O ecossistema jurídico é composto por um robusto conjunto de normas, de ordem civil e penal, em defesa dos direitos da mulher. O Marco Civil da Internet (Lei 12.965/14) obrigou os provedores de aplicações a retirar imediatamente os conteúdos íntimos de caráter privado, e a Lei Maria da Penha (Lei 11.340/06) criou instrumentos para coibir a violência doméstica e familiar contra a mulher, alterando o Código de Processo Penal, o Código Penal e a Lei de Execução Penal. 

Os delitos informáticos tipificados na Lei 12.737/12 tiveram as penas majoradas pela Lei 14.155/21. O feminicídio foi classificado como circunstância qualificadora do crime de homicídio e incluído no rol de crimes hediondos, quando envolver violência doméstica, familiar, menosprezo ou discriminação à condição de mulher (Lei 13.104/15). 

Os crimes de importunação sexual e de divulgação de cena de estupro, de cena de estupro de vulnerável e de cena de sexo ou pornografia estão previstos na Lei 13.718/18, enquanto o crime de perseguição contra mulher por razões da condição de sexo feminino integra a Lei 14.132/21. 

A intimidação sistemática virtual – cyberbullying – se configura quando a conduta é realizada por meio da rede de computadores, de rede social, de aplicativos, de jogos online ou por qualquer outro meio ou ambiente digital, ou transmitida em tempo real. A ação foi descrita como crime pela Lei 14.811/2024, que também alterou a Lei dos Crimes Hediondos, para incluir o crime de induzimento, instigação ou auxílio ao suicídio ou à automutilação, realizado por meio da rede de computadores, de rede social ou transmitido em tempo real. 
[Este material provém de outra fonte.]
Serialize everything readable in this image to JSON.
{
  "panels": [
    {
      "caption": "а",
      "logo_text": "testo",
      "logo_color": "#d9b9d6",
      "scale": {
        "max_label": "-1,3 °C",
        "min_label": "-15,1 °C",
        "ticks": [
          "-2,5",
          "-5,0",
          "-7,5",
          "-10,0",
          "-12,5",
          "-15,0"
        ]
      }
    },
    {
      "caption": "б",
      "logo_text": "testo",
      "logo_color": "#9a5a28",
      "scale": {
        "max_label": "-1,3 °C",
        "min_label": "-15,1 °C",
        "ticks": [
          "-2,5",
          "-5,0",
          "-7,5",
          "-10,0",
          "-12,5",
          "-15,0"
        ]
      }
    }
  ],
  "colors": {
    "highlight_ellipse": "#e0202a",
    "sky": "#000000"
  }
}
O Estatuto da Criança e do Adolescente foi revigorado, adotando o combate à produção, venda e distribuição de pornografia infantil, bem como criminalizou a aquisição e a posse de tal material e outras condutas relacionadas à pedofilia na internet (Lei 11.829/00). 
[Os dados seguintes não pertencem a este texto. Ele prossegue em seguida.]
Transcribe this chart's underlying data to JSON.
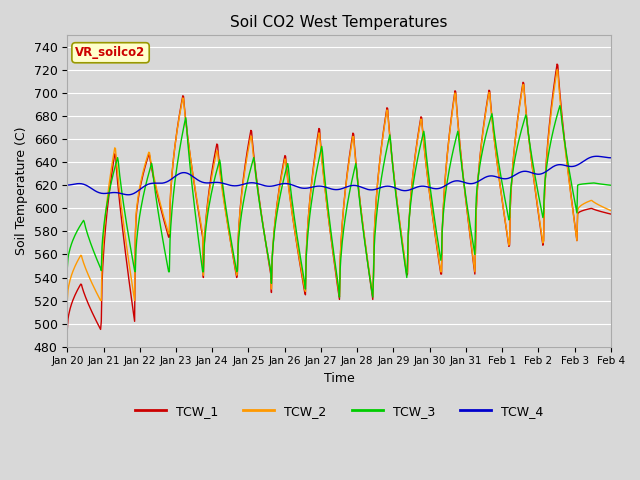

Com tais previsões foram inseridos no Código Penal novos artigos: 121, VI e § 2o-A, I e II e seguintes; 138, 139 ,140 e 146; art. 147 e 147-A, 154-A e B; 158, 213, 215 e A, 216 A e B, 218-C e, 266, §§ 1o e 2o. A Lei da Igualdade Salarial entre homens e mulheres (Lei 14.611/23) objetiva diminuir as desigualdades de remunerações e foi regulamentada pelo Decreto 11.795/23 e pela Portaria do Ministério do Trabalho 3.714/23.

Há uma série de iniciativas legislativas em trâmite no Senado Federal que almejam punição mais rigorosa para crimes sexuais (Projetos de Lei 5.993/2023, 5.994/2023, 8/2024 e 9/2024). 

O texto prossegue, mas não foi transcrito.